In the late 1950s it emerged that Henry Stephens, a descendant of Thomas, had saved one of the pattern books the night before the attack and kept it in safe storage; Henry donated it to the Coventry City Council, who in turn entrusted it with the Herbert Art Gallery and Museum. Stevengraphs became valuable, with more male collectors entering the hobby. Prices rose, particularly for unusual or rarer images less popular during the Victorian period.
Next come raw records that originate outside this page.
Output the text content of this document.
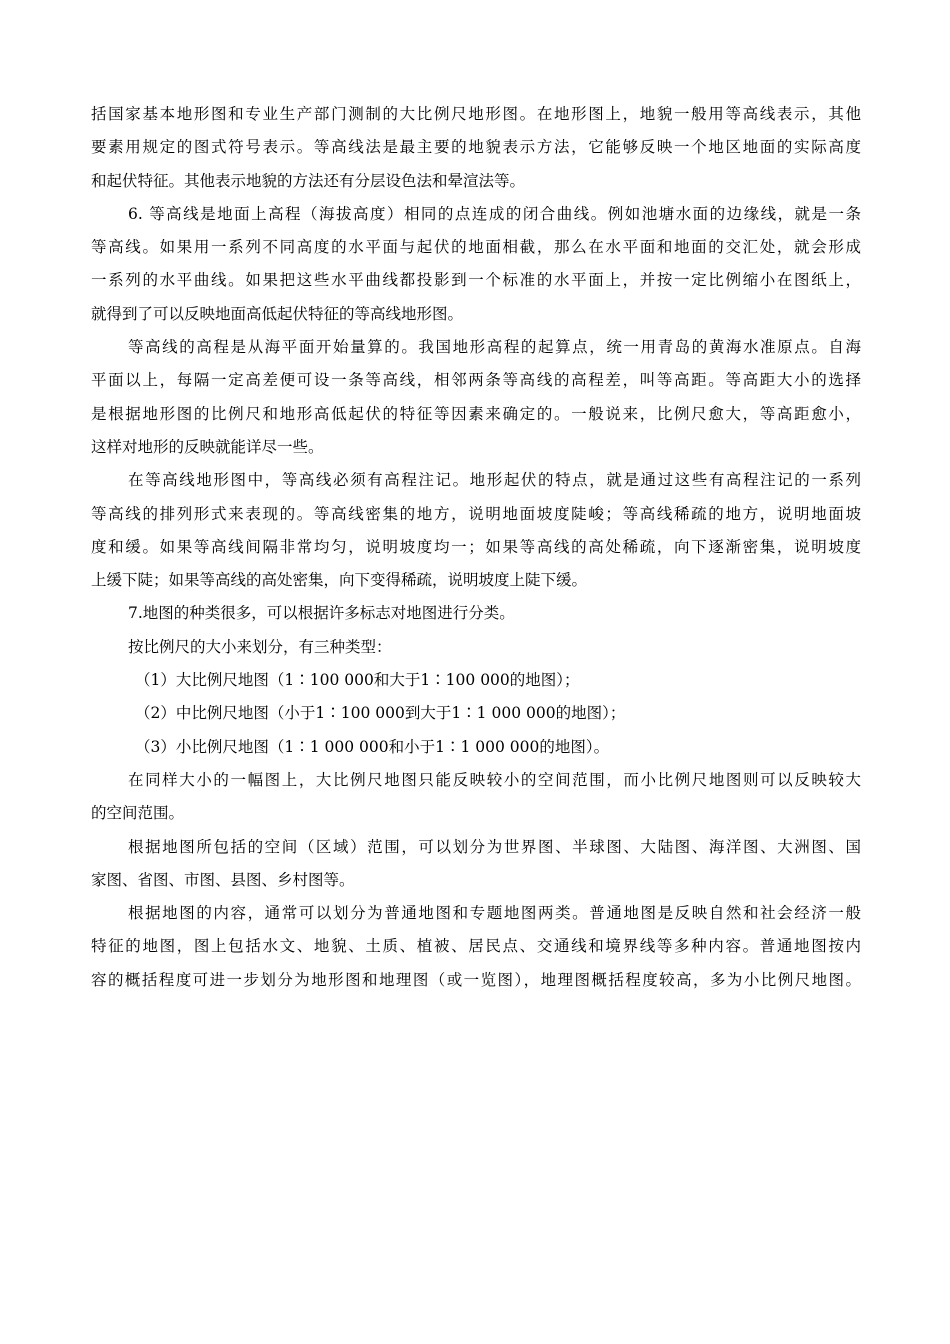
括国家基本地形图和专业生产部门测制的大比例尺地形图。在地形图上，地貌一般用等高线表示，其他
要素用规定的图式符号表示。等高线法是最主要的地貌表示方法，它能够反映一个地区地面的实际高度
和起伏特征。其他表示地貌的方法还有分层设色法和晕渲法等。
6. 等高线是地面上高程（海拔高度）相同的点连成的闭合曲线。例如池塘水面的边缘线，就是一条
等高线。如果用一系列不同高度的水平面与起伏的地面相截，那么在水平面和地面的交汇处，就会形成
一系列的水平曲线。如果把这些水平曲线都投影到一个标准的水平面上，并按一定比例缩小在图纸上，
就得到了可以反映地面高低起伏特征的等高线地形图。
等高线的高程是从海平面开始量算的。我国地形高程的起算点，统一用青岛的黄海水准原点。自海
平面以上，每隔一定高差便可设一条等高线，相邻两条等高线的高程差，叫等高距。等高距大小的选择
是根据地形图的比例尺和地形高低起伏的特征等因素来确定的。一般说来，比例尺愈大，等高距愈小，
这样对地形的反映就能详尽一些。
在等高线地形图中，等高线必须有高程注记。地形起伏的特点，就是通过这些有高程注记的一系列
等高线的排列形式来表现的。等高线密集的地方，说明地面坡度陡峻；等高线稀疏的地方，说明地面坡
度和缓。如果等高线间隔非常均匀，说明坡度均一；如果等高线的高处稀疏，向下逐渐密集，说明坡度
上缓下陡；如果等高线的高处密集，向下变得稀疏，说明坡度上陡下缓。
7.地图的种类很多，可以根据许多标志对地图进行分类。
按比例尺的大小来划分，有三种类型：
（1）大比例尺地图（1∶100 000和大于1∶100 000的地图）；
（2）中比例尺地图（小于1∶100 000到大于1∶1 000 000的地图）；
（3）小比例尺地图（1∶1 000 000和小于1∶1 000 000的地图）。
在同样大小的一幅图上，大比例尺地图只能反映较小的空间范围，而小比例尺地图则可以反映较大
的空间范围。
根据地图所包括的空间（区域）范围，可以划分为世界图、半球图、大陆图、海洋图、大洲图、国
家图、省图、市图、县图、乡村图等。
根据地图的内容，通常可以划分为普通地图和专题地图两类。普通地图是反映自然和社会经济一般
特征的地图，图上包括水文、地貌、土质、植被、居民点、交通线和境界线等多种内容。普通地图按内
容的概括程度可进一步划分为地形图和地理图（或一览图），地理图概括程度较高，多为小比例尺地图。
Stevengraphs normally measured 140mm x 64mm (5½ x 2½ inch) and were often mounted on cardboard. A printed label on the reverse would indicate that the design was registered and could not be copied. Several other Coventry firms also produced silk-work pictures including W H Grant and Welch & Lambton.

Stevengraphs are held in collections at the Bodleian Library, the Science Museum, the Victoria and Albert Museum and the National Trust property Greenway House, near Brixham, Devon.

==Bibliography==
- Godden, Geoffrey. (1968) History in silk, The Times, 27 April 1968.
- Wollen, Peter. (2004) Paris/Manhattan: Writings on Art. London: Verso. ISBN 978-1-85984-580-6.